The predisposition of urban ecological analysis to spatial phenomena has made urban ecology readily receptive to the use of geographic information systems (GIS). More than merely mapping, GIS technology applied to urban ecology allows the analyst to redefine communities and networks, and to link micro to macro. Whereas social scientists were once bound by the community aggregation defined by others (such as a census agency’s tract or ward boundaries), the increasing availability of point data allows a more refined analysis of the relationship between human organization, sustenance activity, community and territory. Such technological developments have stimulated a re-connection with biological ecology. Urban ecological analysis provides a framework for examining integrated human-natural systems. Here again human activity is seen as dynamic and community-based, both influencing and influenced by its surrounding environment.
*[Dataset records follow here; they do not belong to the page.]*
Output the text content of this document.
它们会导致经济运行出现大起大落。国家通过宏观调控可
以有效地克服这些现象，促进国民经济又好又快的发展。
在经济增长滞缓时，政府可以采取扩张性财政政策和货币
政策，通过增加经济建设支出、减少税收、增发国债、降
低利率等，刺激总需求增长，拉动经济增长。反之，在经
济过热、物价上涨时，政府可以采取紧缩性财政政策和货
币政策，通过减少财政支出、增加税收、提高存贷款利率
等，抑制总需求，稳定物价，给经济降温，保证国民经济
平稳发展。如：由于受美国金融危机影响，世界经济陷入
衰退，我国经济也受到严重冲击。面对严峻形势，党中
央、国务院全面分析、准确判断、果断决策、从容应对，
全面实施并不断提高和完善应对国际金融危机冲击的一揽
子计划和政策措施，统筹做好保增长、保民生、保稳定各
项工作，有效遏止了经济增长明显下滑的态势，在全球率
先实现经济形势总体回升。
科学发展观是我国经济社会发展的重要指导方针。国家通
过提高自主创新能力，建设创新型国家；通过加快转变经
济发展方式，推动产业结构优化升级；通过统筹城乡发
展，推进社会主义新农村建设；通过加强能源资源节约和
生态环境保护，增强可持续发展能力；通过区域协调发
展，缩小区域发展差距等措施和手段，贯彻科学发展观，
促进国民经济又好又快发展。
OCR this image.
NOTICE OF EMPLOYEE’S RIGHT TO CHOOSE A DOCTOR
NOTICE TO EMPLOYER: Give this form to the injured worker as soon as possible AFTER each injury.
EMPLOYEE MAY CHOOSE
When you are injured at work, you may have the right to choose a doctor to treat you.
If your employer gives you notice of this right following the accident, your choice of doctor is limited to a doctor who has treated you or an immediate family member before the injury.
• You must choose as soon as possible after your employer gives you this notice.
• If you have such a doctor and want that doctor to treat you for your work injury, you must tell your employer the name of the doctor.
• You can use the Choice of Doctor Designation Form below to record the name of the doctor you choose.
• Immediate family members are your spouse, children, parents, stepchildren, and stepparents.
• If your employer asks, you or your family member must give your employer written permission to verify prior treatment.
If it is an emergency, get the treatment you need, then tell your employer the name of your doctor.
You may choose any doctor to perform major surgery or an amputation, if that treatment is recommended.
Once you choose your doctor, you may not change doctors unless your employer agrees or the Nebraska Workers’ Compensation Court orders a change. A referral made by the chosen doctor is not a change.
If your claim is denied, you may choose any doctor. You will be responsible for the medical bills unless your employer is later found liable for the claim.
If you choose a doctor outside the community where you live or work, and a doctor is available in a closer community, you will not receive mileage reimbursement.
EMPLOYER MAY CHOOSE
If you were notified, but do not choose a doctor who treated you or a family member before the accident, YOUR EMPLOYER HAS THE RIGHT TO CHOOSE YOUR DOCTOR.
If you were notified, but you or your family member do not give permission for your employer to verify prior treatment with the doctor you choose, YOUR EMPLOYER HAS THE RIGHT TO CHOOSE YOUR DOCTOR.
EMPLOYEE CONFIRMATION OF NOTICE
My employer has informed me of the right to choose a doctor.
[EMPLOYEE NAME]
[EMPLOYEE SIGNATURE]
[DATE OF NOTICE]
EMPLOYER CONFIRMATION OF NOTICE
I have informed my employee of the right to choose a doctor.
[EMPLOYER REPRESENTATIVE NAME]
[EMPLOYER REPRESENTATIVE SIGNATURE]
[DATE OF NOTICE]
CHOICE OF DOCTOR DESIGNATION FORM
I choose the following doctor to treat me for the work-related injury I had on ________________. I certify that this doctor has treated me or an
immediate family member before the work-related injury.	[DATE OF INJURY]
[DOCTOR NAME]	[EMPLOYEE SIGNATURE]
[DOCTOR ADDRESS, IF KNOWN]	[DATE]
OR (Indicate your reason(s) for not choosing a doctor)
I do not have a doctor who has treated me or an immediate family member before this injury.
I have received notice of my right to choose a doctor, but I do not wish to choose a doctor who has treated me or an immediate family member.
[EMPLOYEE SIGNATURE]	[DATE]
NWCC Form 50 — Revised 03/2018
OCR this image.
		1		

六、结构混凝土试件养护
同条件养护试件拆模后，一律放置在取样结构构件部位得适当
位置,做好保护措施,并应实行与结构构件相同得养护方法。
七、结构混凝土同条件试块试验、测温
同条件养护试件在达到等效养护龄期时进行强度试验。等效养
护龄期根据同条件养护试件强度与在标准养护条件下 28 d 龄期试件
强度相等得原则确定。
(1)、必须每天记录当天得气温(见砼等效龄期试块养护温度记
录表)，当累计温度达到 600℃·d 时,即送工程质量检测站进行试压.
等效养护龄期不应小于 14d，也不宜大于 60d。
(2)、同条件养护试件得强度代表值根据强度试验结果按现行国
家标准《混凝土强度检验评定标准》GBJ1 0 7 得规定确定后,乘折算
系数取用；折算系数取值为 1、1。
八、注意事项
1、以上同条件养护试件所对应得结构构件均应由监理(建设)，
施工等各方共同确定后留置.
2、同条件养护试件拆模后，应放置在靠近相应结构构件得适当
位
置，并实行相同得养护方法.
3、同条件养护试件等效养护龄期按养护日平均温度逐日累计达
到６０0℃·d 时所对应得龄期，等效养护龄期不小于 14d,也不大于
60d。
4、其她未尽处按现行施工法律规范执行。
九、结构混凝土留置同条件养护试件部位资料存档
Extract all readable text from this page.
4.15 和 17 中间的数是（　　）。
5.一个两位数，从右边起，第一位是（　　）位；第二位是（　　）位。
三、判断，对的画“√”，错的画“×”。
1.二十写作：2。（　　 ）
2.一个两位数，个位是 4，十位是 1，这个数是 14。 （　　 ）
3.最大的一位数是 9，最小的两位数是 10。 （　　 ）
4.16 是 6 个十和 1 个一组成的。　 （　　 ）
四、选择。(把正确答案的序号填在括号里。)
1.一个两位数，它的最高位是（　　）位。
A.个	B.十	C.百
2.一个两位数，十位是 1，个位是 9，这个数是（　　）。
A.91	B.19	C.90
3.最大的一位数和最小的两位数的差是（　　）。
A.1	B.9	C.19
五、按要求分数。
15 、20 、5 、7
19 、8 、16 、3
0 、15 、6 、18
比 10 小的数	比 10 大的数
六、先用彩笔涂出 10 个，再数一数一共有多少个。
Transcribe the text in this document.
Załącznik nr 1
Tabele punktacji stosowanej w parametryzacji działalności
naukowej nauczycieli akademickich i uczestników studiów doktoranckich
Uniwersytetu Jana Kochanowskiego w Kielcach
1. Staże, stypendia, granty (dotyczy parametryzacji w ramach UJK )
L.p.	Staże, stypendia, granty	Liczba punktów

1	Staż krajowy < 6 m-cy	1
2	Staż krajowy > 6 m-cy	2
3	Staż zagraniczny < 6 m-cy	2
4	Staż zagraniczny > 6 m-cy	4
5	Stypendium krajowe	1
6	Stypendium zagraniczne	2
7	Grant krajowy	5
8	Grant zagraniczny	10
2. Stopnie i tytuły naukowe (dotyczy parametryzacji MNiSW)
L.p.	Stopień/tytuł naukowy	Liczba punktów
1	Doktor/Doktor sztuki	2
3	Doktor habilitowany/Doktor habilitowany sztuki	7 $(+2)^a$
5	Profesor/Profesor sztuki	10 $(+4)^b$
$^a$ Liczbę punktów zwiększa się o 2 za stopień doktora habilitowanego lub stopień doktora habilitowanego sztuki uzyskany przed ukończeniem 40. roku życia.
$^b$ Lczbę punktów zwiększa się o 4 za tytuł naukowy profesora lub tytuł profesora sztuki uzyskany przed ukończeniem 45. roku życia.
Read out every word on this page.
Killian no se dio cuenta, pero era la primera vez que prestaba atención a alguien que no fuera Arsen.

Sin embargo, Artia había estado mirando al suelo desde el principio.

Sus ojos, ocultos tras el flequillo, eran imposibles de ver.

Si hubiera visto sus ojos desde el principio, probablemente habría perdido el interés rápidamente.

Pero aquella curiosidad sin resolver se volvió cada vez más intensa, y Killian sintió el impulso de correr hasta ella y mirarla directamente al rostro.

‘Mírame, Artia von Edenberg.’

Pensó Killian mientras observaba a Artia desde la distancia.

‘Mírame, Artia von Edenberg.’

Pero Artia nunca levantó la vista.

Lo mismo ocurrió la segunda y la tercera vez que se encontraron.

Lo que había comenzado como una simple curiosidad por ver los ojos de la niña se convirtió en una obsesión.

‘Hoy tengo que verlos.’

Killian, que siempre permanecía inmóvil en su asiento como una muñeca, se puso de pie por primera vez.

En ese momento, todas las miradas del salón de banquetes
While urban ecology may be identified most clearly with American urban sociology and the Chicago school particularly, its adherents and manifestations are much broader. It has been applied in analyses of urbanization in socialist countries as well as in the developing world. Still, the level of knowledge about urban ecology for settings outside of high-income societies is less clearly codified. It is far from certain that the models once applied to North America and Europe (and selected other locations) will apply so readily to other portions of world geography, especially to urban settings in low-income countries. Yet, themes of internal urban structure, geographical disparities in well-being, and community change are relevant to all of these settings.

Bibliography:

  1. Hawley,    (1950)  Human  Ecology:  A   Theory of Community Structure. Ronald Press, New York.
  2. Micklin, M. & Poston, D. L. (eds) (1998) Continuities in the Study of Human Ecology. Plenum Press, New York.
  3. Saunders, P. (2001) Urban ecology. In: Paddison, R. (ed), Handbook of Urban Studies. Sage, London, pp. 36-51.